Metropolitan Transportation Authority

  • On transit improvements at Atlantic Yards. [2nd Ave. Sagas]
  • Blasting on the Second Ave. subway project has been temporarily halted following complaints about dust. [NY Daily News]
  • Because you can’t stay up all night watching for MTA service disruptions that could affect your morning commute, someone created an app to do it for you. And it only costs $1.99. [MTA App of the Week]

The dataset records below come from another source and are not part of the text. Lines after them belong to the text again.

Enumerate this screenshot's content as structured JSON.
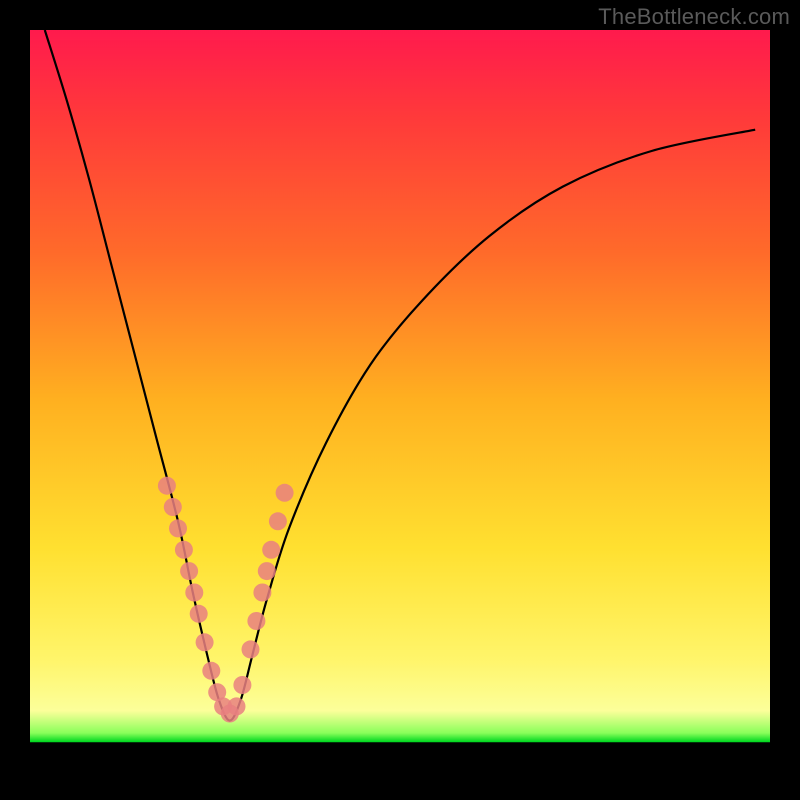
{
  "watermark": "TheBottleneck.com",
  "chart_data": {
    "type": "line",
    "title": "",
    "xlabel": "",
    "ylabel": "",
    "xlim": [
      0,
      100
    ],
    "ylim": [
      0,
      100
    ],
    "grid": false,
    "legend": false,
    "notes": "V-shaped bottleneck curve. Axes have no tick labels; values are estimated in percent of plot width/height. Minimum (optimal match) at roughly x≈27. Left branch is steep, right branch shallower. Pink marker dots cluster near the bottom of the V on both branches.",
    "series": [
      {
        "name": "bottleneck-curve",
        "color": "#000000",
        "x": [
          2,
          5,
          8,
          11,
          14,
          17,
          20,
          22,
          24,
          25.5,
          27,
          28.5,
          30,
          32,
          35,
          40,
          46,
          53,
          62,
          72,
          84,
          98
        ],
        "y": [
          100,
          90,
          79,
          67,
          55,
          43,
          31,
          21,
          12,
          6,
          3,
          6,
          12,
          20,
          30,
          42,
          53,
          62,
          71,
          78,
          83,
          86
        ]
      },
      {
        "name": "marker-dots",
        "type": "scatter",
        "color": "#e98080",
        "x": [
          18.5,
          19.3,
          20.0,
          20.8,
          21.5,
          22.2,
          22.8,
          23.6,
          24.5,
          25.3,
          26.1,
          27.0,
          27.9,
          28.7,
          29.8,
          30.6,
          31.4,
          32.0,
          32.6,
          33.5,
          34.4
        ],
        "y": [
          36,
          33,
          30,
          27,
          24,
          21,
          18,
          14,
          10,
          7,
          5,
          4,
          5,
          8,
          13,
          17,
          21,
          24,
          27,
          31,
          35
        ]
      }
    ]
  }
}
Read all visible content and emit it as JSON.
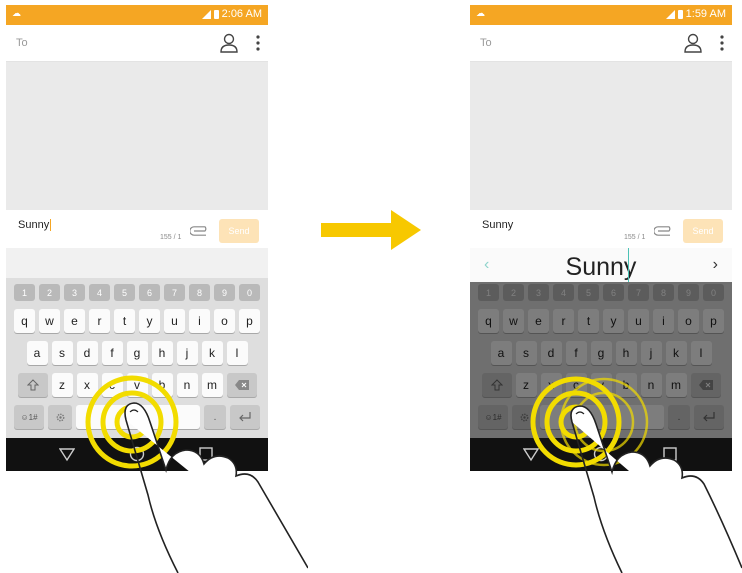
{
  "arrow_color": "#f7c800",
  "accent_color": "#f5a623",
  "ring_color": "#f2dc00",
  "left_phone": {
    "status_time": "2:06 AM",
    "to_placeholder": "To",
    "message_text": "Sunny",
    "char_counter": "155 / 1",
    "send_label": "Send",
    "icons": [
      "contact-icon",
      "more-vert-icon",
      "attach-icon",
      "back-icon",
      "home-icon",
      "recent-apps-icon"
    ]
  },
  "right_phone": {
    "status_time": "1:59 AM",
    "to_placeholder": "To",
    "message_text": "Sunny",
    "char_counter": "155 / 1",
    "send_label": "Send",
    "suggestion": "Sunny",
    "suggestion_prev": "‹",
    "suggestion_next": "›"
  },
  "keyboard": {
    "numbers": [
      "1",
      "2",
      "3",
      "4",
      "5",
      "6",
      "7",
      "8",
      "9",
      "0"
    ],
    "row1": [
      "q",
      "w",
      "e",
      "r",
      "t",
      "y",
      "u",
      "i",
      "o",
      "p"
    ],
    "row2": [
      "a",
      "s",
      "d",
      "f",
      "g",
      "h",
      "j",
      "k",
      "l"
    ],
    "row3": [
      "z",
      "x",
      "c",
      "v",
      "b",
      "n",
      "m"
    ],
    "symbols_key": "☺1#",
    "period_key": "."
  }
}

New York City Housing Authority

  • An examination of some of the problems facing low income renters in New York City: “Even as the city undertakes a major expansion of its subsidized housing stock, the process of finding and applying for those apartments has become so haphazard and mysterious that many New Yorkers don’t even know where to start. Others are defeated by the complexity of the system.” [City Limits]
  • As if that isn’t bad enough, a glitch in NYCHA’s new $36 million computer system has delayed the payment of rent subsidies for thousands of low income tenants, leading to widespread evictions and other problems. [NY Post] [NY Daily News]
  • In legal news, a lower court upheld NYCHA’s decision to terminate the tenancy of a resident who failed to submit complete, accurate information of his income. Matter of Hernandez v New York City Hous. Auth., 2011 NY Slip Op. 32947U (Sup. Ct. N.Y. Co., Oct. 27, 2011).

Beyond New York

  • On the clean energy front, transportation authorities take note: “Bus systems are natural candidates for green innovation. They’re government-owned, so they can prioritize goals like air quality and invest in technology that will pay back over long periods of time. They’re set up in fleets, so they have some economy of scale. And from a government’s point of view, they’re cheaper to replace and to expand than subway or rail lines.” [GOOD]
  • New York’s public authorities aren’t the only ones with massive debt problems. The Maryland Transportation Authority has tapped out its debt capacity and is raising tolls statewide in order to maintain its aging bridges, tunnels and roads. [WaPo]
  • Fees or taxes? The Idaho Supreme Court ruled that a fee imposed by a local stormwater utility was an unauthorized and illegal tax because it was “a revenue generating tax created to benefit the general public by charging all property owners for the privilege of using the City’s preexisting stormwater system, regardless of whether they are using the stormwater system or not.” Lewiston Indep. Sch. Dist. #1 v. City of Lewiston, 2011 Ida. LEXIS 148 (Nov. 7, 2011).